The project I am working on will be the next disaster. There are three offices involved. The project belongs to the Chinese office. The conceptual design was supposed to be done in the US, the detail design in China and Thailand. So far nobody is clear about the direction of this project.
The communication is really bad. One example, I decided to do something, I informed Chinese office, they were OK with it. A couple weeks later someone in US office told me what I did was wrong. So I replied that guy that I had no objection with him, however, he had to confirm and co-ordinate with China (as they own the project.)
After my response, I was under the impression that the plan was changed per that guy in US. But then I got a different direction from China. So I asked for confirmation, and the response I got back was that they had meeting between US and China and were agreed that they would ignore that comment and went back to my original plan. Well, that was very nice to finally let me know.
A few other occasions I raised questions to my boss. He thought that emails were sometime tiring and needed too many iterations, he decided to discuss with China over the phone (we are on the same time zone, if it were US project, we would have no other choice but emails). After he disussed with China, he let me know what do to. I proceeded per the boss’s instruction and then later somebody came back and said different thing. I had to re-do what I have done.
I thought I have had enough of these. I vowed not do anything unless it’s in writing. Of couse, I have made this clear to myself, and would not let anyone know about it!! :P
My collegues and I have observed that on this project , no one seems to want to have a hand on it. If there was some task, nobody volunteered to do it. If the task was assigned to someone, they would reject it with the comments that either they didn’t have enough information (true to some extent) or not enough manpower.
This is a bad sign for a project, especailly at this early stage. We started to guess how much the company would lose on this project and who would be responsible for.
The scape goat
The China office has just started for a few months. They have a few expats in the management positions, and started hiring local Chinese to fill in various roles. Previously I was under the impression that the Chinese will work under the expats management (the same way my office set up 7-8 years ago).

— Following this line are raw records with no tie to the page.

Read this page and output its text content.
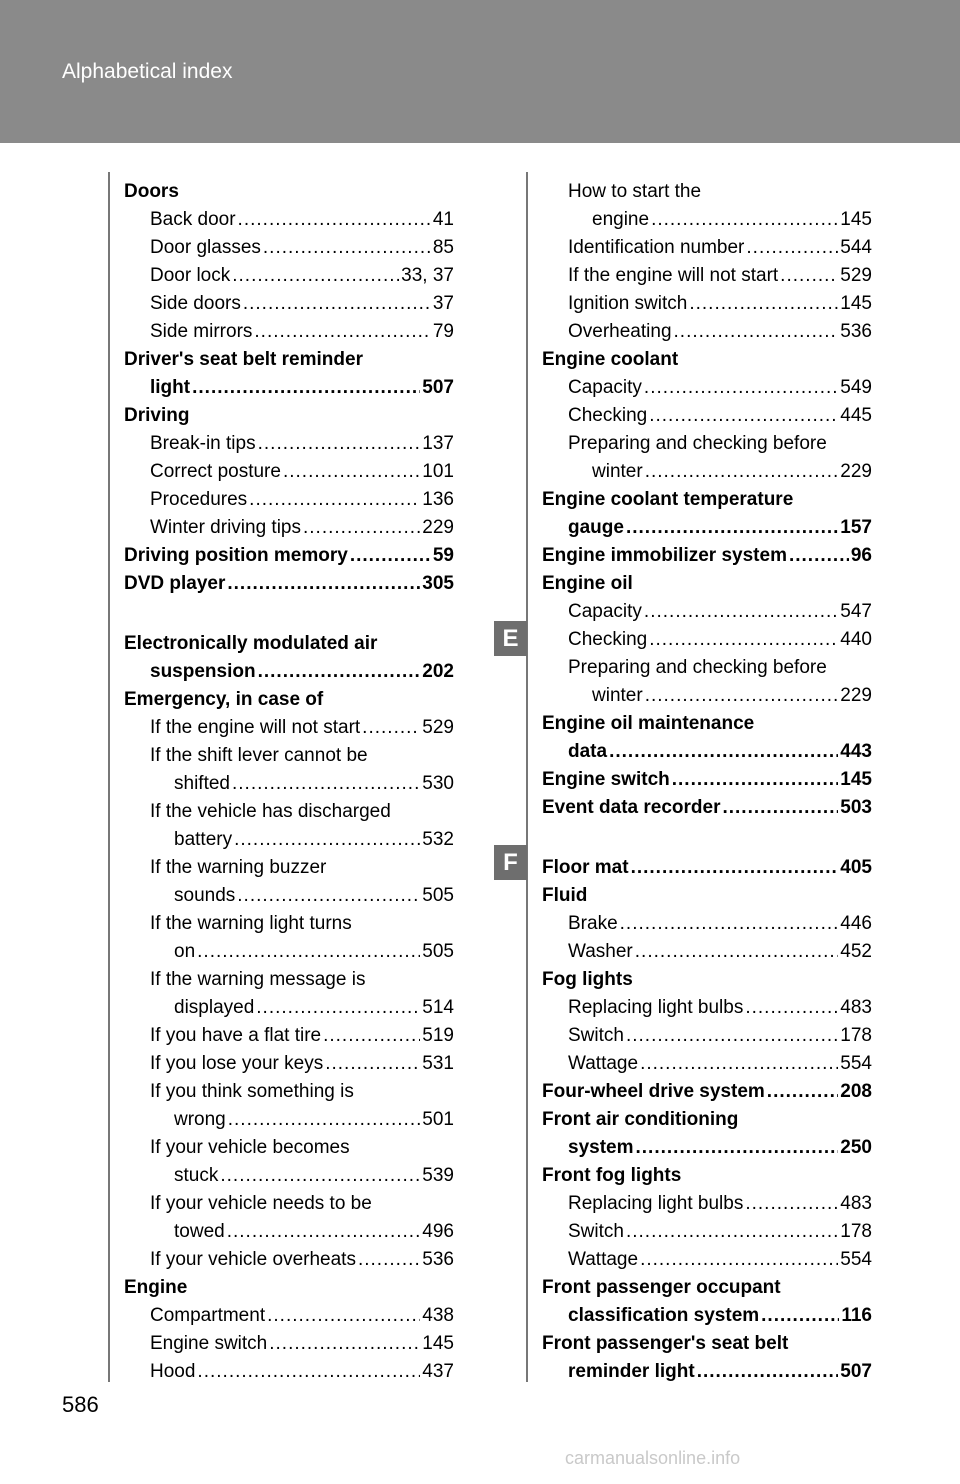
Alphabetical index
Doors
Back door .....	41
Door glasses .....	85
Door lock .....	33, 37
Side doors .....	37
Side mirrors .....	79
Driver's seat belt reminder
light .....	507
Driving
Break-in tips .....	137
Correct posture .....	101
Procedures .....	136
Winter driving tips .....	229
Driving position memory .....	59
DVD player .....	305
Electronically modulated air
suspension .....	202
Emergency, in case of
If the engine will not start .....	529
If the shift lever cannot be
shifted .....	530
If the vehicle has discharged
battery .....	532
If the warning buzzer
sounds .....	505
If the warning light turns
on .....	505
If the warning message is
displayed .....	514
If you have a flat tire .....	519
If you lose your keys .....	531
If you think something is
wrong .....	501
If your vehicle becomes
stuck .....	539
If your vehicle needs to be
towed .....	496
If your vehicle overheats .....	536
Engine
Compartment .....	438
Engine switch .....	145
Hood .....	437
How to start the
engine .....	145
Identification number .....	544
If the engine will not start .....	529
Ignition switch .....	145
Overheating .....	536
Engine coolant
Capacity .....	549
Checking .....	445
Preparing and checking before
winter .....	229
Engine coolant temperature
gauge .....	157
Engine immobilizer system .....	96
Engine oil
Capacity .....	547
Checking .....	440
Preparing and checking before
winter .....	229
Engine oil maintenance
data .....	443
Engine switch .....	145
Event data recorder .....	503
Floor mat .....	405
Fluid
Brake .....	446
Washer .....	452
Fog lights
Replacing light bulbs .....	483
Switch .....	178
Wattage .....	554
Four-wheel drive system .....	208
Front air conditioning
system .....	250
Front fog lights
Replacing light bulbs .....	483
Switch .....	178
Wattage .....	554
Front passenger occupant
classification system .....	116
Front passenger's seat belt
reminder light .....	507
E
F
586
carmanualsonline.info
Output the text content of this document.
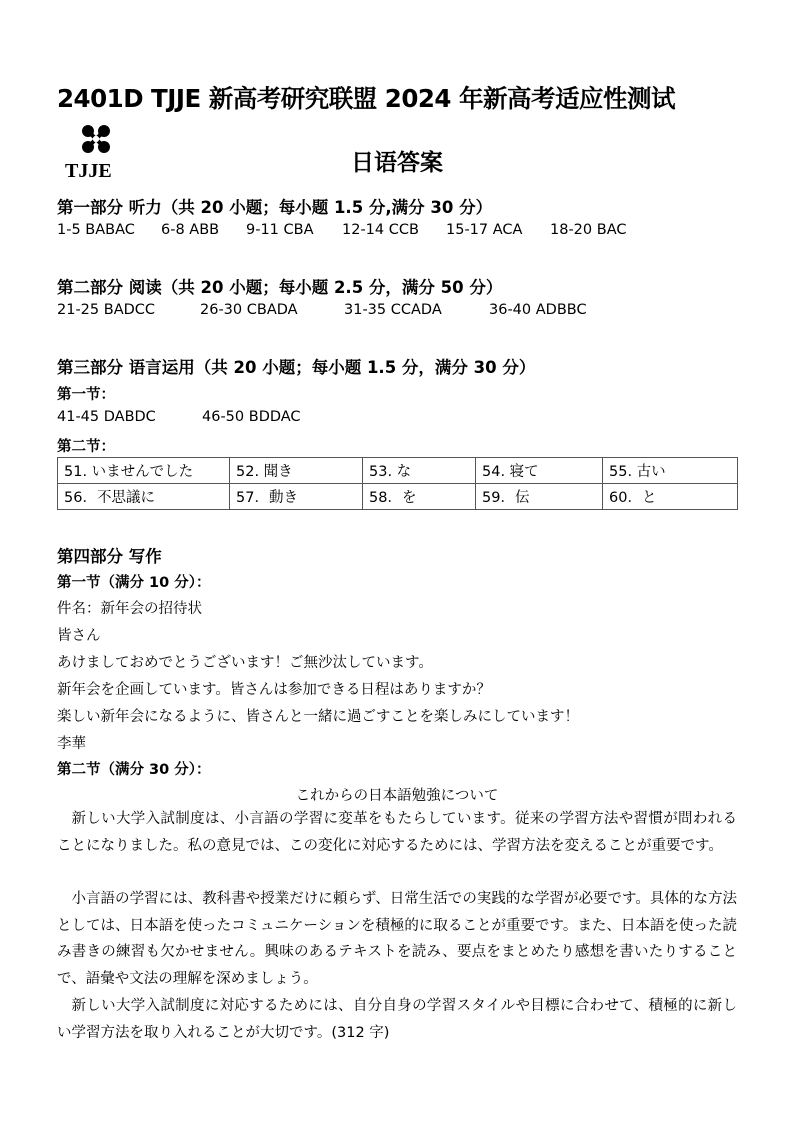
2401D TJJE 新高考研究联盟 2024 年新高考适应性测试
TJJE	日语答案
第一部分 听力（共 20 小题；每小题 1.5 分,满分 30 分）
1-5 BABAC 6-8 ABB 9-11 CBA 12-14 CCB 15-17 ACA 18-20 BAC
第二部分 阅读（共 20 小题；每小题 2.5 分，满分 50 分）
21-25 BADCC	26-30 CBADA	31-35 CCADA	36-40 ADBBC
第三部分 语言运用（共 20 小题；每小题 1.5 分，满分 30 分）
第一节：
41-45 DABDC	46-50 BDDAC
第二节：
51. いませんでした	52. 聞き	53. な	54. 寝て	55. 古い
56．不思議に	57．動き	58．を	59．伝	60．と
第四部分 写作
第一节（满分 10 分）：
件名：新年会の招待状
皆さん
あけましておめでとうございます！ご無沙汰しています。
新年会を企画しています。皆さんは参加できる日程はありますか？
楽しい新年会になるように、皆さんと一緒に過ごすことを楽しみにしています！
李華
第二节（满分 30 分）：
これからの日本語勉強について
新しい大学入試制度は、小言語の学習に変革をもたらしています。従来の学習方法や習慣が問われることになりました。私の意見では、この変化に対応するためには、学習方法を変えることが重要です。
小言語の学習には、教科書や授業だけに頼らず、日常生活での実践的な学習が必要です。具体的な方法としては、日本語を使ったコミュニケーションを積極的に取ることが重要です。また、日本語を使った読み書きの練習も欠かせません。興味のあるテキストを読み、要点をまとめたり感想を書いたりすることで、語彙や文法の理解を深めましょう。
新しい大学入試制度に対応するためには、自分自身の学習スタイルや目標に合わせて、積極的に新しい学習方法を取り入れることが大切です。(312 字)
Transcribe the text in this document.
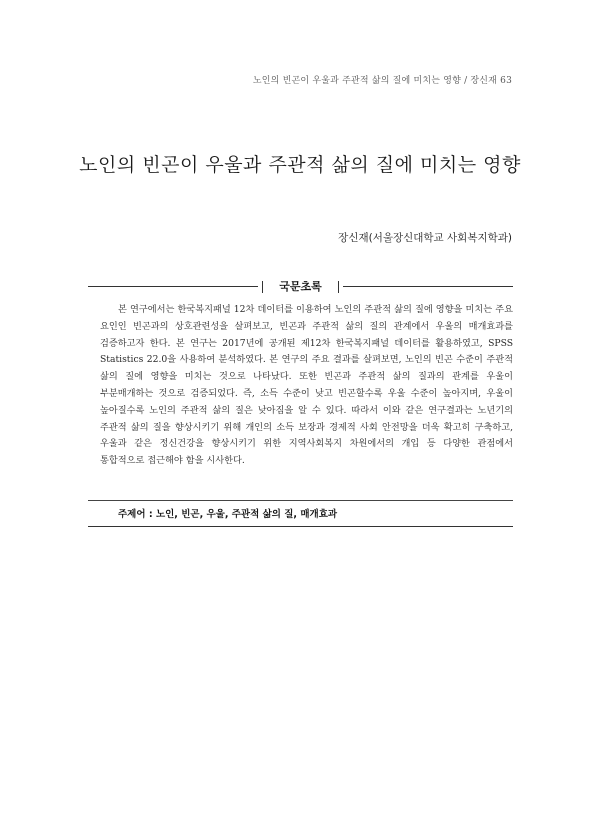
노인의 빈곤이 우울과 주관적 삶의 질에 미치는 영향 / 장신재 63
노인의 빈곤이 우울과 주관적 삶의 질에 미치는 영향
장신재(서울장신대학교 사회복지학과)
국문초록

본 연구에서는 한국복지패널 12차 데이터를 이용하여 노인의 주관적 삶의 질에 영향을 미치는 주요 요인인 빈곤과의 상호관련성을 살펴보고, 빈곤과 주관적 삶의 질의 관계에서 우울의 매개효과를 검증하고자 한다. 본 연구는 2017년에 공개된 제12차 한국복지패널 데이터를 활용하였고, SPSS Statistics 22.0을 사용하여 분석하였다. 본 연구의 주요 결과를 살펴보면, 노인의 빈곤 수준이 주관적 삶의 질에 영향을 미치는 것으로 나타났다. 또한 빈곤과 주관적 삶의 질과의 관계를 우울이 부분매개하는 것으로 검증되었다. 즉, 소득 수준이 낮고 빈곤할수록 우울 수준이 높아지며, 우울이 높아질수록 노인의 주관적 삶의 질은 낮아짐을 알 수 있다. 따라서 이와 같은 연구결과는 노년기의 주관적 삶의 질을 향상시키기 위해 개인의 소득 보장과 경제적 사회 안전망을 더욱 확고히 구축하고, 우울과 같은 정신건강을 향상시키기 위한 지역사회복지 차원에서의 개입 등 다양한 관점에서 통합적으로 접근해야 함을 시사한다.

주제어 : 노인, 빈곤, 우울, 주관적 삶의 질, 매개효과
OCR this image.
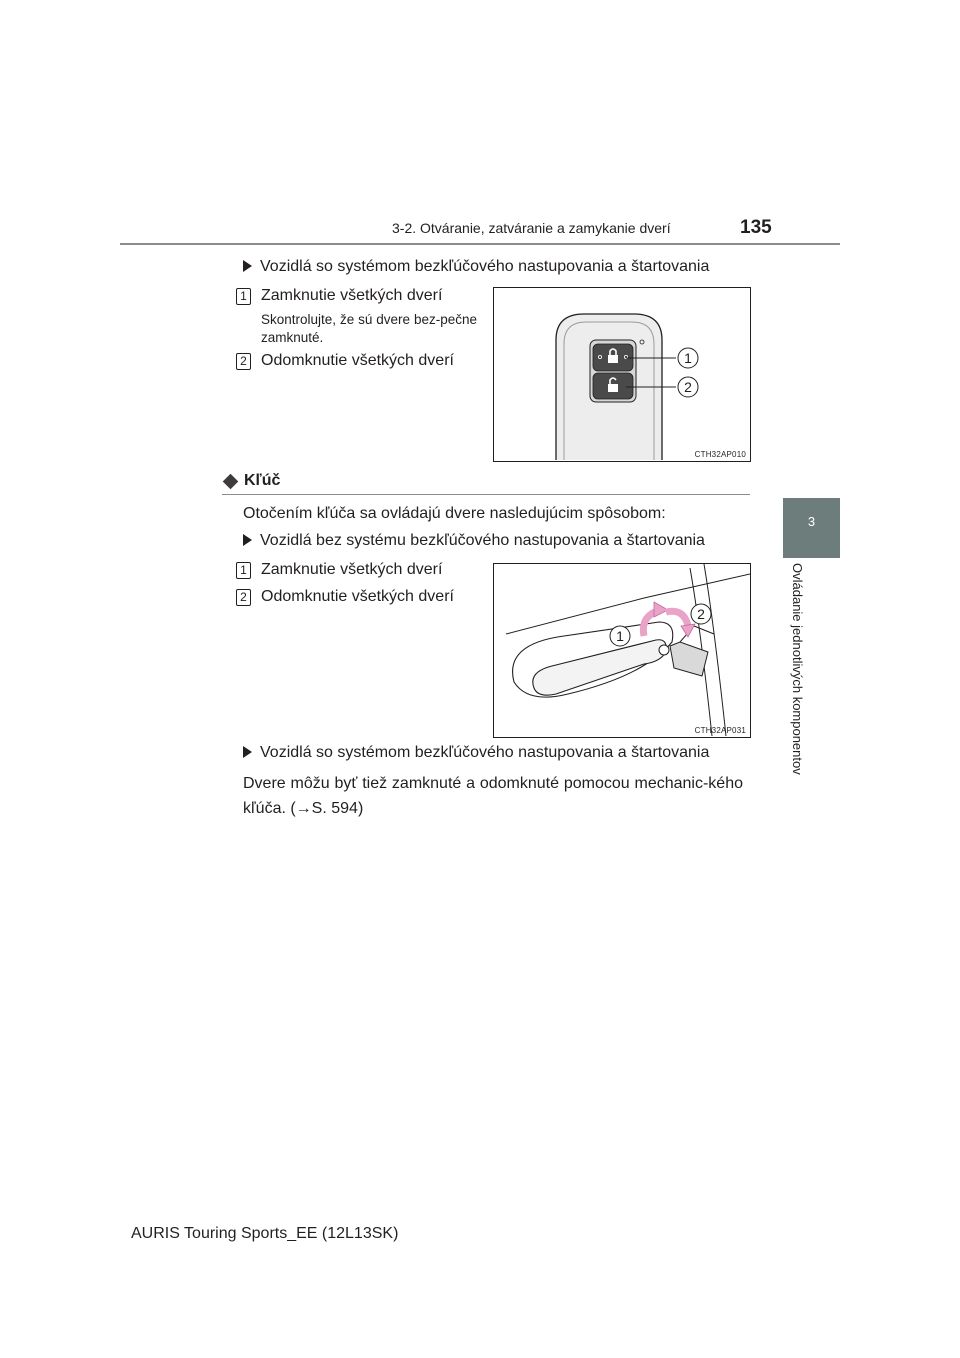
3-2. Otváranie, zatváranie a zamykanie dverí	135
3
Ovládanie jednotlivých komponentov
Vozidlá so systémom bezkľúčového nastupovania a štartovania
1 Zamknutie všetkých dverí
Skontrolujte, že sú dvere bez-pečne zamknuté.
2 Odomknutie všetkých dverí	1
2
CTH32AP010
Kľúč
Otočením kľúča sa ovládajú dvere nasledujúcim spôsobom:
Vozidlá bez systému bezkľúčového nastupovania a štartovania
1 Zamknutie všetkých dverí
2 Odomknutie všetkých dverí
1
2
CTH32AP031
Vozidlá so systémom bezkľúčového nastupovania a štartovania
Dvere môžu byť tiež zamknuté a odomknuté pomocou mechanic-kého kľúča. (→S. 594)
AURIS Touring Sports_EE (12L13SK)
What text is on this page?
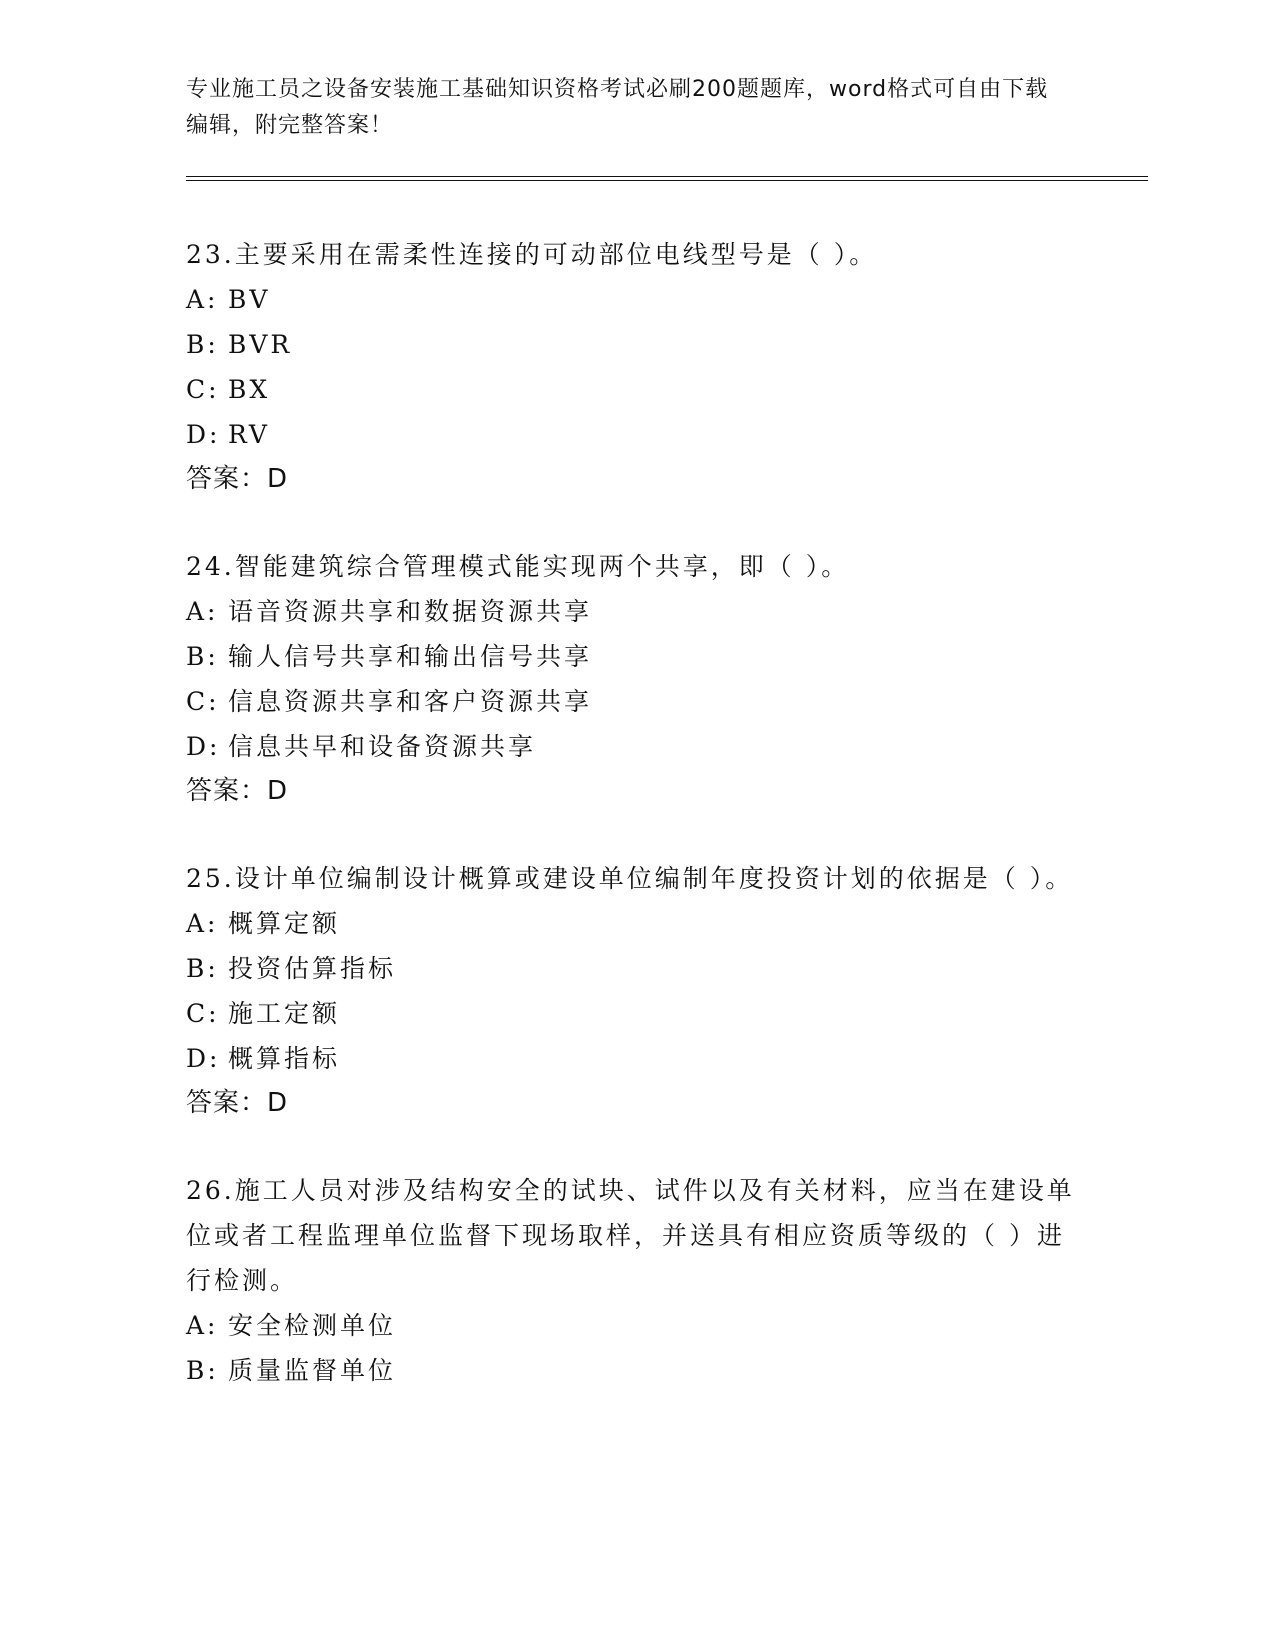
专业施工员之设备安装施工基础知识资格考试必刷200题题库，word格式可自由下载编辑，附完整答案！
23.主要采用在需柔性连接的可动部位电线型号是（ ）。
A: BV
B: BVR
C: BX
D: RV
答案：D
24.智能建筑综合管理模式能实现两个共享，即（ ）。
A: 语音资源共享和数据资源共享
B: 输人信号共享和输出信号共享
C: 信息资源共享和客户资源共享
D: 信息共早和设备资源共享
答案：D
25.设计单位编制设计概算或建设单位编制年度投资计划的依据是（ ）。
A: 概算定额
B: 投资估算指标
C: 施工定额
D: 概算指标
答案：D
26.施工人员对涉及结构安全的试块、试件以及有关材料，应当在建设单位或者工程监理单位监督下现场取样，并送具有相应资质等级的（ ）进行检测。
A: 安全检测单位
B: 质量监督单位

Last week the China office announced that they finally could hire the Chinese to fill in the management role for the projects. The expats retreat themselves to the advisor and supporter roles only. I was a bit surprised, as I think it takes a lot of time and experience to manage a power plant project alone. Not to mention to manage it the same way my company does things.
Then there was another email, that I was CC’d as FYI, from the expat who was previously on the management position. He complained in his one-A4-page long email about his disappointment on the the Chinese staff’s performance. He also listed his expectations on the Chinese staff and management on the project.
From what I read it was very overwhelming. Even for Thai staff who have work with the company many years and familiar with the company standards of how we do things, meeting the same expectation is still a difficult thing to do. They expect the new-hired staff to be up to speed on the already-delay-schedule.
For this “doubtfire” project, everybody will try to survive. I have a feeling that the Chinese are hired to be the scape goat. Hopefully I was wrong, but only time can tell.